Münafıklara da yağış semadan gelecektir, yani Allah’tan gelecektir.
Onlar ilk bakışta başarılı gibi görünürler. 54. Hükümet de gayet iyi işler yapıyordu ama beklemediği yerden sağanak gelmiştir. Çünkü o partiyi o gün yönetenler nifak içinde idiler. Söyledikleri başka, yaptıkları başka idi. AK Parti’ye gelecek olan da bundan başka bir şey değildir. Bunların adlarını zikrederek yazmak istemezdik. Ancak; bunların başlarına gelenlerin İslâmiyet’in başına geldiğini sanıp Allah’tan ümidini kesen insanlar vardır. İleride daha da olacaktır. Onlar o gün ümitsizliğe kapılmasınlar diye yazıyoruz. “Biz Müslümanız!” diyenlerin başına ne geliyorsa, dedikleri halde inanmamış olmalarından ileri gelmektedir.
Yağış içinde neler var? Gürültü var, şimşek var, karartan bulut var. Bir de bunların içinde yıldırım var. Bizim için tehlikeli olan budur. Tabi ki sel yapan sular var. Sel “sayyıb” kelimesi içinde vardır.
فِيهِ ظُلُمَاتٌ جنده ظلمات وار (FIHı JuLuMAtun) “İçinde zulumât var./ İçinde karanlıklar var.”
Burada bulut ile karanlığı aynı kelime ile ifade etmektedir. Yani bulutun karanlığı ile gecenin karanlığı aynı sayılmıştır. Çünkü bulut gelen ışınları yutar ve bize görünmez olurlar. Münafıklar için de ziya çevre tarafından yutulur ve karanlık olur. Bulut ile karanlık kelimesinin aynı lâfızla ifade edilmiş olması fizikî ve sosyal bakımdan üzerinde durulması gereken bir konudur. “Sahab” var “Leyl” var. Ortak özellikleri ise “zulumât”tır. “Zulumât”ın her iki benzetmede geçmiş olması çok önemlidir. Çünkü “zulüm” de “zulumât” kelimesi ile ifade edilmiştir.

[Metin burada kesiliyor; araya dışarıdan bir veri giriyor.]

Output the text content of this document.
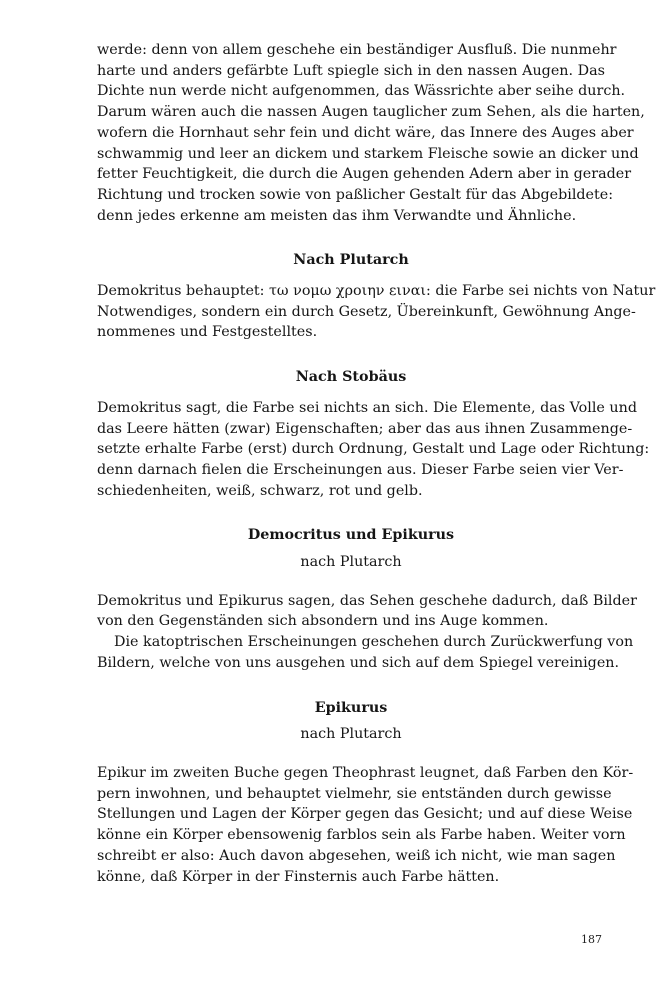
werde: denn von allem geschehe ein beständiger Ausfluß. Die nunmehr
harte und anders gefärbte Luft spiegle sich in den nassen Augen. Das
Dichte nun werde nicht aufgenommen, das Wässrichte aber seihe durch.
Darum wären auch die nassen Augen tauglicher zum Sehen, als die harten,
wofern die Hornhaut sehr fein und dicht wäre, das Innere des Auges aber
schwammig und leer an dickem und starkem Fleische sowie an dicker und
fetter Feuchtigkeit, die durch die Augen gehenden Adern aber in gerader
Richtung und trocken sowie von paßlicher Gestalt für das Abgebildete:
denn jedes erkenne am meisten das ihm Verwandte und Ähnliche.
Nach Plutarch
Demokritus behauptet: τω νομω χροιην ειναι: die Farbe sei nichts von Natur
Notwendiges, sondern ein durch Gesetz, Übereinkunft, Gewöhnung Ange-
nommenes und Festgestelltes.
Nach Stobäus
Demokritus sagt, die Farbe sei nichts an sich. Die Elemente, das Volle und
das Leere hätten (zwar) Eigenschaften; aber das aus ihnen Zusammenge-
setzte erhalte Farbe (erst) durch Ordnung, Gestalt und Lage oder Richtung:
denn darnach fielen die Erscheinungen aus. Dieser Farbe seien vier Ver-
schiedenheiten, weiß, schwarz, rot und gelb.
Democritus und Epikurus
nach Plutarch
Demokritus und Epikurus sagen, das Sehen geschehe dadurch, daß Bilder
von den Gegenständen sich absondern und ins Auge kommen.
Die katoptrischen Erscheinungen geschehen durch Zurückwerfung von
Bildern, welche von uns ausgehen und sich auf dem Spiegel vereinigen.
Epikurus
nach Plutarch
Epikur im zweiten Buche gegen Theophrast leugnet, daß Farben den Kör-
pern inwohnen, und behauptet vielmehr, sie entständen durch gewisse
Stellungen und Lagen der Körper gegen das Gesicht; und auf diese Weise
könne ein Körper ebensowenig farblos sein als Farbe haben. Weiter vorn
schreibt er also: Auch davon abgesehen, weiß ich nicht, wie man sagen
könne, daß Körper in der Finsternis auch Farbe hätten.
187
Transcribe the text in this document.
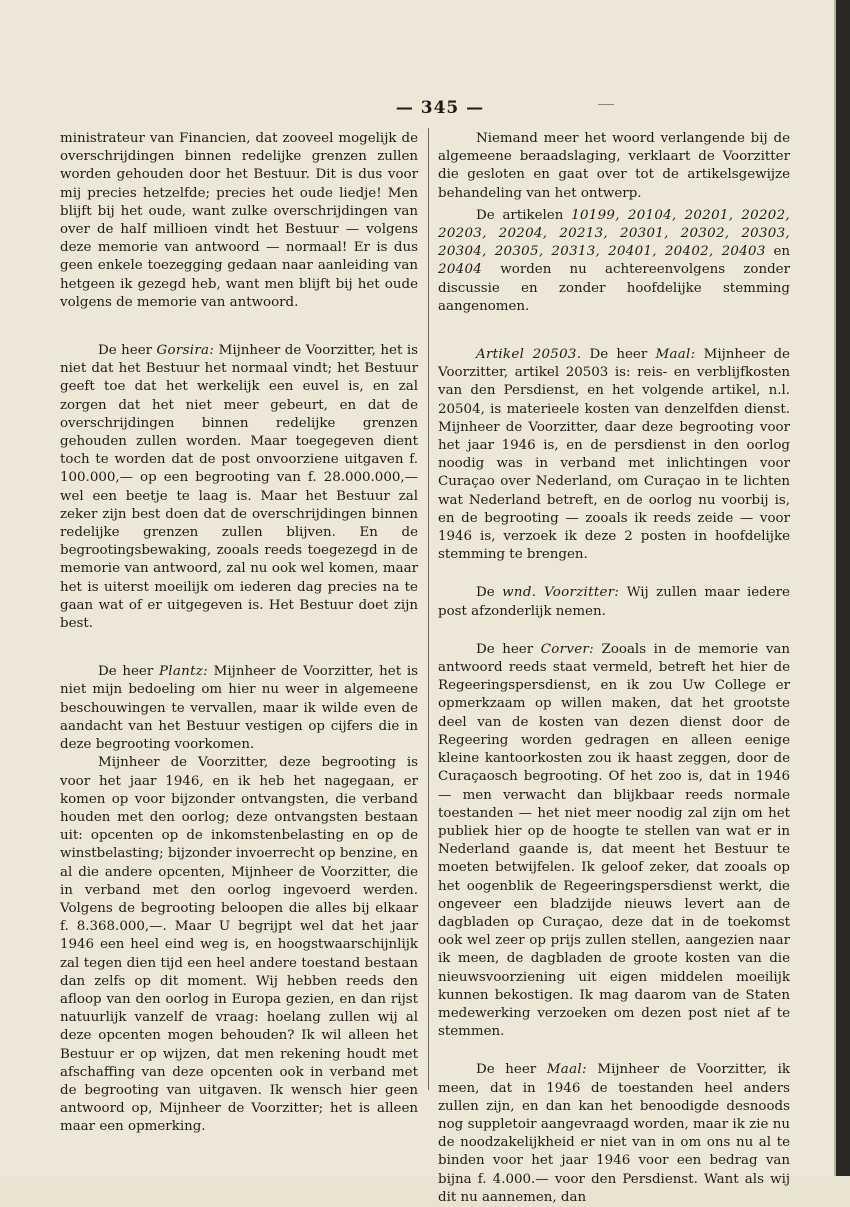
— 345 —

ministrateur van Financien, dat zooveel mogelijk de overschrijdingen binnen redelijke grenzen zullen worden gehouden door het Bestuur. Dit is dus voor mij precies hetzelfde; precies het oude liedje! Men blijft bij het oude, want zulke overschrijdingen van over de half millioen vindt het Bestuur — volgens deze memorie van antwoord — normaal! Er is dus geen enkele toezegging gedaan naar aanleiding van hetgeen ik gezegd heb, want men blijft bij het oude volgens de memorie van antwoord.

De heer Gorsira: Mijnheer de Voorzitter, het is niet dat het Bestuur het normaal vindt; het Bestuur geeft toe dat het werkelijk een euvel is, en zal zorgen dat het niet meer gebeurt, en dat de overschrijdingen binnen redelijke grenzen gehouden zullen worden. Maar toegegeven dient toch te worden dat de post onvoorziene uitgaven f. 100.000,— op een begrooting van f. 28.000.000,— wel een beetje te laag is. Maar het Bestuur zal zeker zijn best doen dat de overschrijdingen binnen redelijke grenzen zullen blijven. En de begrootingsbewaking, zooals reeds toegezegd in de memorie van antwoord, zal nu ook wel komen, maar het is uiterst moeilijk om iederen dag precies na te gaan wat of er uitgegeven is. Het Bestuur doet zijn best.

De heer Plantz: Mijnheer de Voorzitter, het is niet mijn bedoeling om hier nu weer in algemeene beschouwingen te vervallen, maar ik wilde even de aandacht van het Bestuur vestigen op cijfers die in deze begrooting voorkomen.

Mijnheer de Voorzitter, deze begrooting is voor het jaar 1946, en ik heb het nagegaan, er komen op voor bijzonder ontvangsten, die verband houden met den oorlog; deze ontvangsten bestaan uit: opcenten op de inkomstenbelasting en op de winstbelasting; bijzonder invoerrecht op benzine, en al die andere opcenten, Mijnheer de Voorzitter, die in verband met den oorlog ingevoerd werden. Volgens de begrooting beloopen die alles bij elkaar f. 8.368.000,—. Maar U begrijpt wel dat het jaar 1946 een heel eind weg is, en hoogstwaarschijnlijk zal tegen dien tijd een heel andere toestand bestaan dan zelfs op dit moment. Wij hebben reeds den afloop van den oorlog in Europa gezien, en dan rijst natuurlijk vanzelf de vraag: hoelang zullen wij al deze opcenten mogen behouden? Ik wil alleen het Bestuur er op wijzen, dat men rekening houdt met afschaffing van deze opcenten ook in verband met de begrooting van uitgaven. Ik wensch hier geen antwoord op, Mijnheer de Voorzitter; het is alleen maar een opmerking.

Niemand meer het woord verlangende bij de algemeene beraadslaging, verklaart de Voorzitter die gesloten en gaat over tot de artikelsgewijze behandeling van het ontwerp.

De artikelen 10199, 20104, 20201, 20202, 20203, 20204, 20213, 20301, 20302, 20303, 20304, 20305, 20313, 20401, 20402, 20403 en 20404 worden nu achtereenvolgens zonder discussie en zonder hoofdelijke stemming aangenomen.

Artikel 20503. De heer Maal: Mijnheer de Voorzitter, artikel 20503 is: reis- en verblijfkosten van den Persdienst, en het volgende artikel, n.l. 20504, is materieele kosten van denzelfden dienst. Mijnheer de Voorzitter, daar deze begrooting voor het jaar 1946 is, en de persdienst in den oorlog noodig was in verband met inlichtingen voor Curaçao over Nederland, om Curaçao in te lichten wat Nederland betreft, en de oorlog nu voorbij is, en de begrooting — zooals ik reeds zeide — voor 1946 is, verzoek ik deze 2 posten in hoofdelijke stemming te brengen.

De wnd. Voorzitter: Wij zullen maar iedere post afzonderlijk nemen.

De heer Corver: Zooals in de memorie van antwoord reeds staat vermeld, betreft het hier de Regeeringspersdienst, en ik zou Uw College er opmerkzaam op willen maken, dat het grootste deel van de kosten van dezen dienst door de Regeering worden gedragen en alleen eenige kleine kantoorkosten zou ik haast zeggen, door de Curaçaosch begrooting. Of het zoo is, dat in 1946 — men verwacht dan blijkbaar reeds normale toestanden — het niet meer noodig zal zijn om het publiek hier op de hoogte te stellen van wat er in Nederland gaande is, dat meent het Bestuur te moeten betwijfelen. Ik geloof zeker, dat zooals op het oogenblik de Regeeringspersdienst werkt, die ongeveer een bladzijde nieuws levert aan de dagbladen op Curaçao, deze dat in de toekomst ook wel zeer op prijs zullen stellen, aangezien naar ik meen, de dagbladen de groote kosten van die nieuwsvoorziening uit eigen middelen moeilijk kunnen bekostigen. Ik mag daarom van de Staten medewerking verzoeken om dezen post niet af te stemmen.

De heer Maal: Mijnheer de Voorzitter, ik meen, dat in 1946 de toestanden heel anders zullen zijn, en dan kan het benoodigde desnoods nog suppletoir aangevraagd worden, maar ik zie nu de noodzakelijkheid er niet van in om ons nu al te binden voor het jaar 1946 voor een bedrag van bijna f. 4.000.— voor den Persdienst. Want als wij dit nu aannemen, dan
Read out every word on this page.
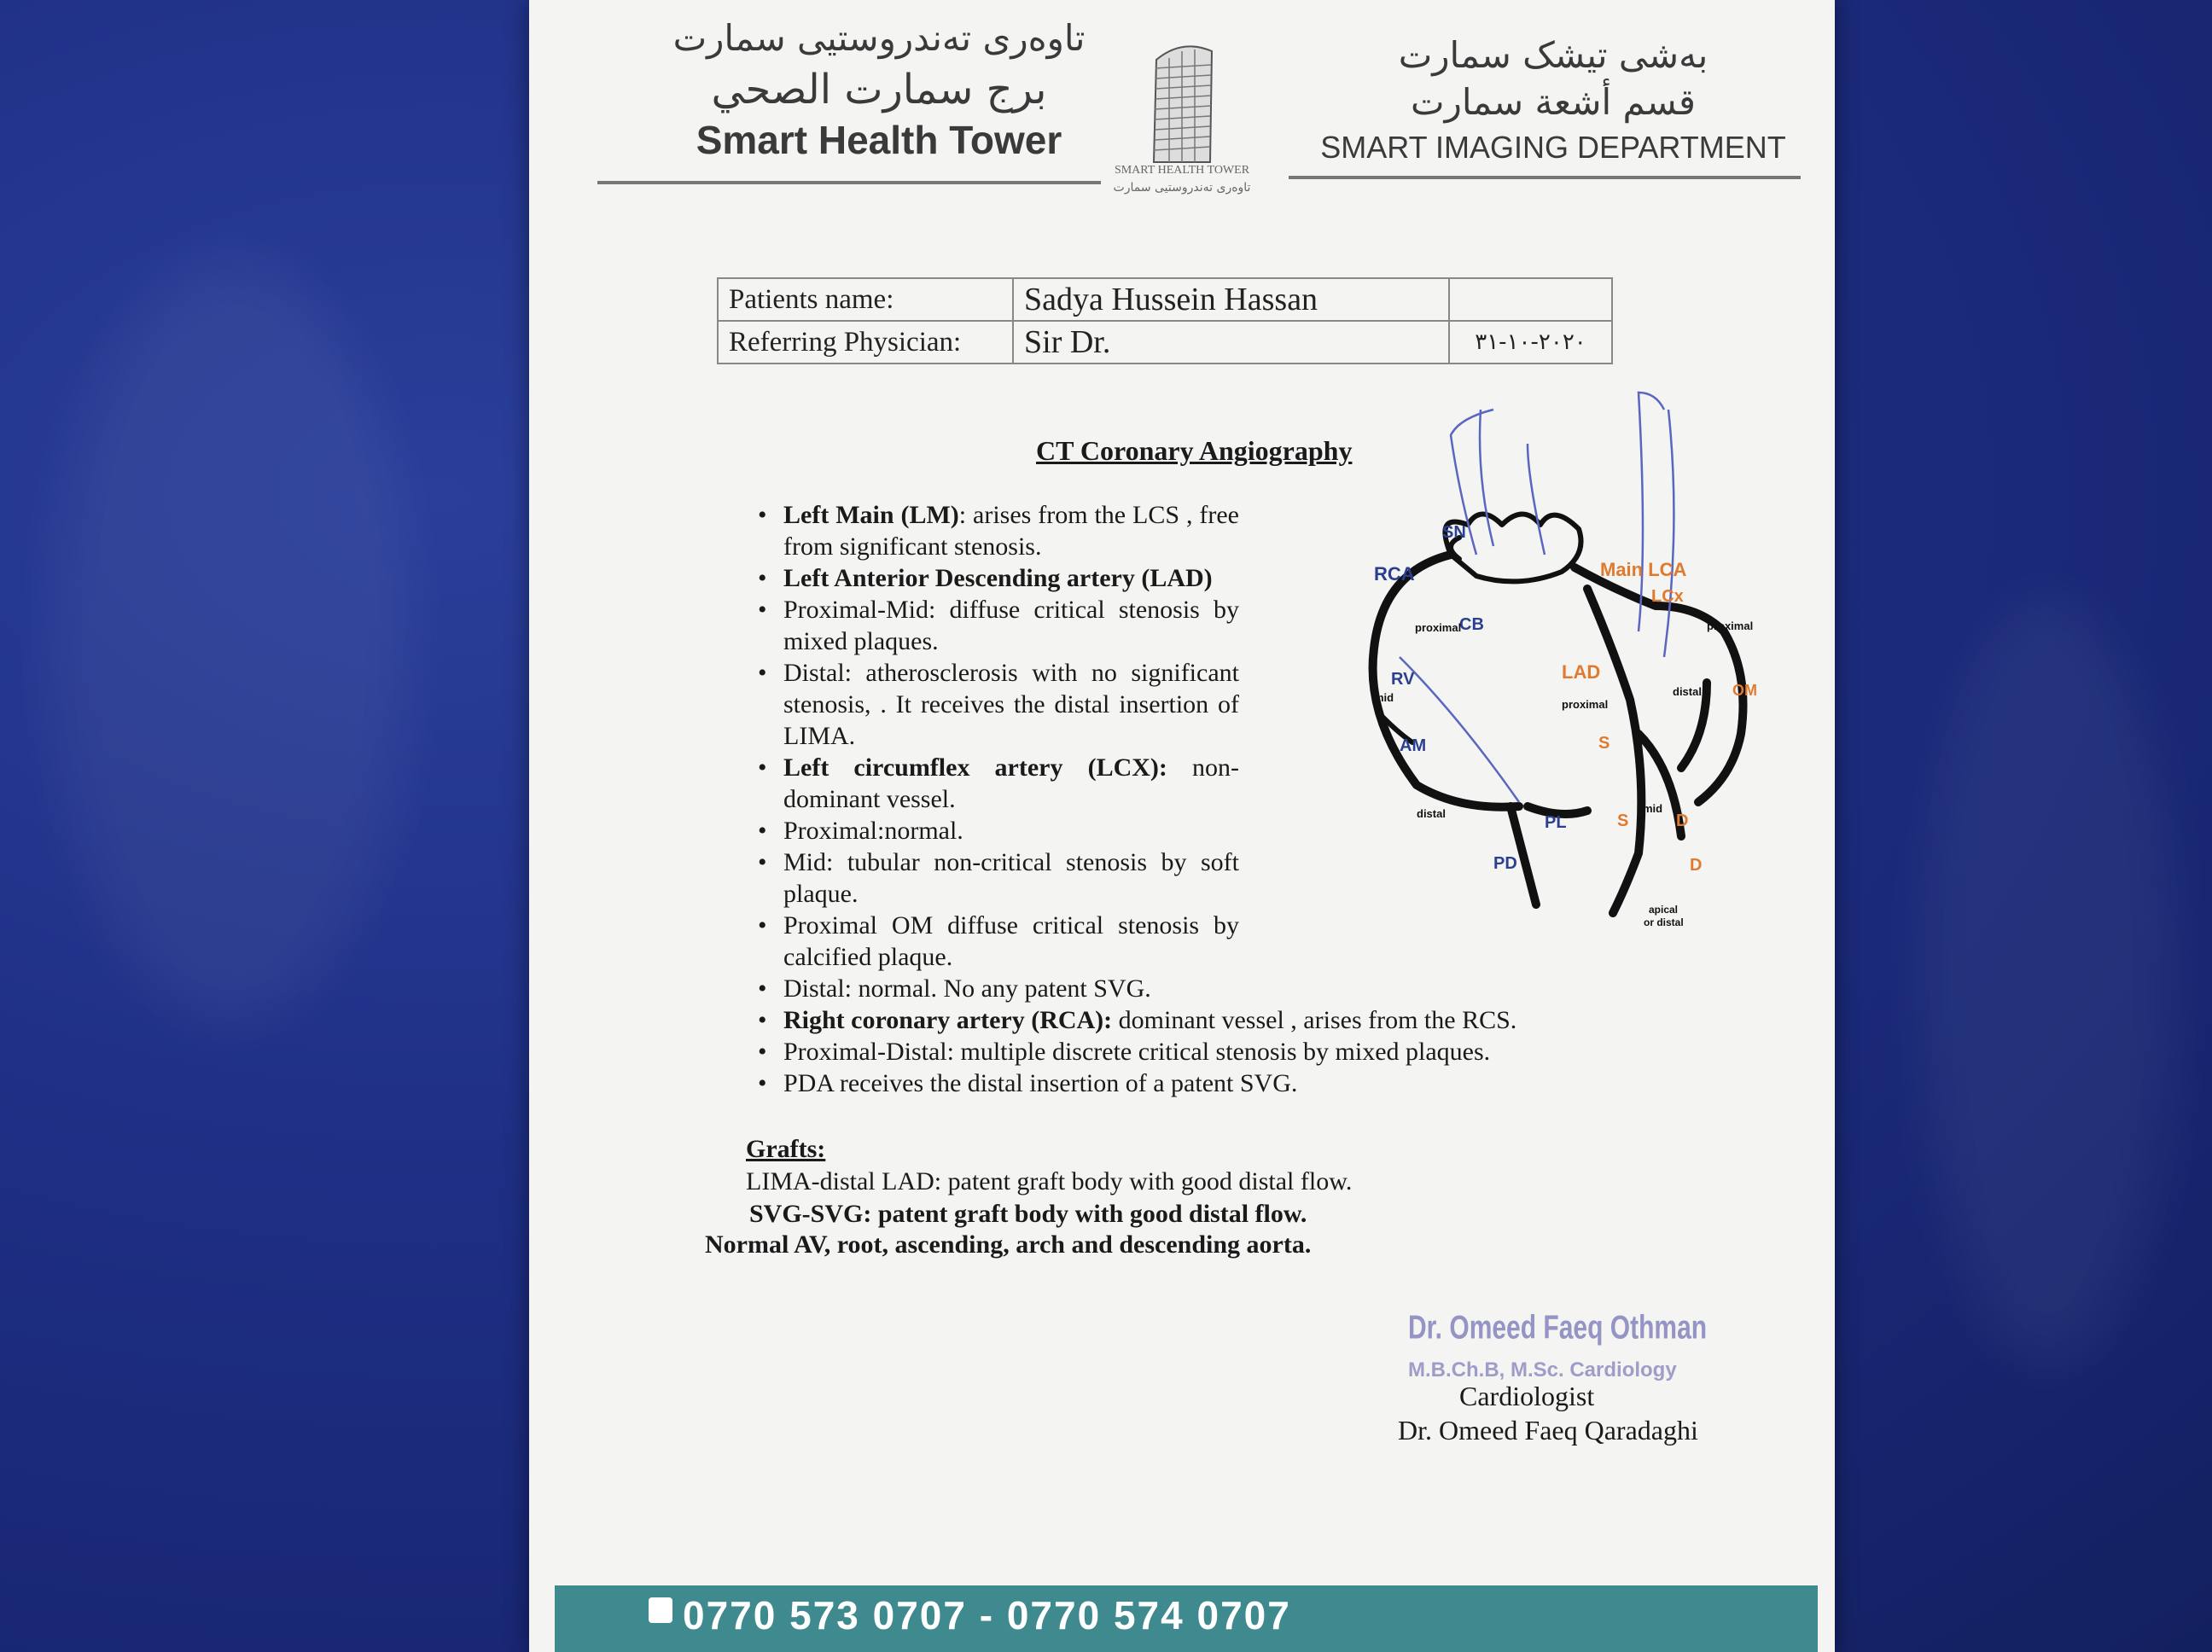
تاوەری تەندروستیی سمارت
برج سمارت الصحي
Smart Health Tower
SMART HEALTH TOWER
تاوەری تەندروستیی سمارت
بەشی تیشک سمارت
قسم أشعة سمارت
SMART IMAGING DEPARTMENT
Patients name:	Sadya Hussein Hassan	
Referring Physician:	Sir Dr.	٢٠٢٠-١٠-٣١
CT Coronary Angiography
• Left Main (LM): arises from the LCS , free from significant stenosis.
• Left Anterior Descending artery (LAD)
• Proximal-Mid: diffuse critical stenosis by mixed plaques.
• Distal: atherosclerosis with no significant stenosis, . It receives the distal insertion of LIMA.
• Left circumflex artery (LCX): non-dominant vessel.
• Proximal:normal.
• Mid: tubular non-critical stenosis by soft plaque.
• Proximal OM diffuse critical stenosis by calcified plaque.
• Distal: normal. No any patent SVG.
• Right coronary artery (RCA): dominant vessel , arises from the RCS.
• Proximal-Distal: multiple discrete critical stenosis by mixed plaques.
• PDA receives the distal insertion of a patent SVG.
Grafts:
LIMA-distal LAD: patent graft body with good distal flow.
SVG-SVG: patent graft body with good distal flow.
Normal AV, root, ascending, arch and descending aorta.
SN
RCA
CB
proximal
RV
mid
AM
distal
PD
PL
Main LCA
LCx
proximal
LAD
proximal
distal OM
S
S
mid
D
D
apical
or distal
Dr. Omeed Faeq Othman
M.B.Ch.B, M.Sc. Cardiology
Cardiologist
Dr. Omeed Faeq Qaradaghi
0770 573 0707 - 0770 574 0707
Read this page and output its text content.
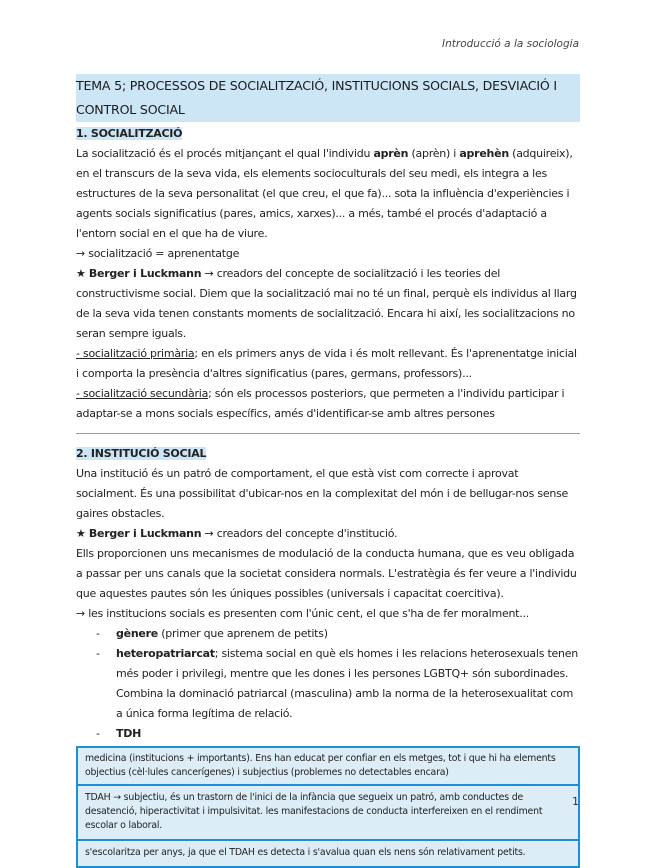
Introducció a la sociologia
TEMA 5; PROCESSOS DE SOCIALITZACIÓ, INSTITUCIONS SOCIALS, DESVIACIÓ I
CONTROL SOCIAL
1. SOCIALITZACIÓ

La socialització és el procés mitjançant el qual l'individu aprèn (aprèn) i aprehèn (adquireix), en el transcurs de la seva vida, els elements socioculturals del seu medi, els integra a les estructures de la seva personalitat (el que creu, el que fa)... sota la influència d'experiències i agents socials significatius (pares, amics, xarxes)... a més, també el procés d'adaptació a l'entorn social en el que ha de viure.

→ socialització = aprenentatge

★ Berger i Luckmann → creadors del concepte de socialització i les teories del constructivisme social. Diem que la socialització mai no té un final, perquè els individus al llarg de la seva vida tenen constants moments de socialització. Encara hi així, les socialitzacions no seran sempre iguals.

- socialització primària; en els primers anys de vida i és molt rellevant. És l'aprenentatge inicial i comporta la presència d'altres significatius (pares, germans, professors)...

- socialització secundària; són els processos posteriors, que permeten a l'individu participar i adaptar-se a mons socials específics, amés d'identificar-se amb altres persones

2. INSTITUCIÓ SOCIAL

Una institució és un patró de comportament, el que està vist com correcte i aprovat socialment. És una possibilitat d'ubicar-nos en la complexitat del món i de bellugar-nos sense gaires obstacles.

★ Berger i Luckmann → creadors del concepte d'institució.

Ells proporcionen uns mecanismes de modulació de la conducta humana, que es veu obligada a passar per uns canals que la societat considera normals. L'estratègia és fer veure a l'individu que aquestes pautes són les úniques possibles (universals i capacitat coercitiva).

→ les institucions socials es presenten com l'únic cent, el que s'ha de fer moralment...

- gènere (primer que aprenem de petits)
- heteropatriarcat; sistema social en què els homes i les relacions heterosexuals tenen més poder i privilegi, mentre que les dones i les persones LGBTQ+ són subordinades. Combina la dominació patriarcal (masculina) amb la norma de la heterosexualitat com a única forma legítima de relació.
- TDH
medicina (institucions + importants). Ens han educat per confiar en els metges, tot i que hi ha elements objectius (cèl·lules cancerígenes) i subjectius (problemes no detectables encara)
TDAH → subjectiu, és un trastorn de l'inici de la infància que segueix un patró, amb conductes de desatenció, hiperactivitat i impulsivitat. les manifestacions de conducta interfereixen en el rendiment escolar o laboral.
s'escolaritza per anys, ja que el TDAH es detecta i s'avalua quan els nens són relativament petits.
1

“Zulumât” keyfî yönetimdir, kuralsız yönetimdir, şeriatsız yönetimdir. “Kuralların kaynağı” ayrı şeydir, “kuralla yönetim” ayrı şeydir. Kurallı yönetimlerde aydınlık vardır. Bucaklar oluşuyor, kuralla yönetiliyor. İsteyenler o kurallara uyarlar ve orada kalırlar, isteyenler de o bucağı terk ederler. Kuralların kim tarafından nasıl konduğu önemli değildir. Yeter ki kurallar küçük yönetim gruplarında olsun, hicret mümkün olsun. Biz bulunduğumuz bucağı değiştireceğimizde bucağımızı değiştiririz. İslâm demokrasisinin temeli budur. Buna “hukuk düzeni” denmektedir. Bu özellik Anayasamızda “cumhuriyet”in tek ana vasfı olarak zikredilmiştir. Lâiklik, demokrasi ve sosyallik ise “hukuk düzeni”nin vasfı olarak zikredilmiştir.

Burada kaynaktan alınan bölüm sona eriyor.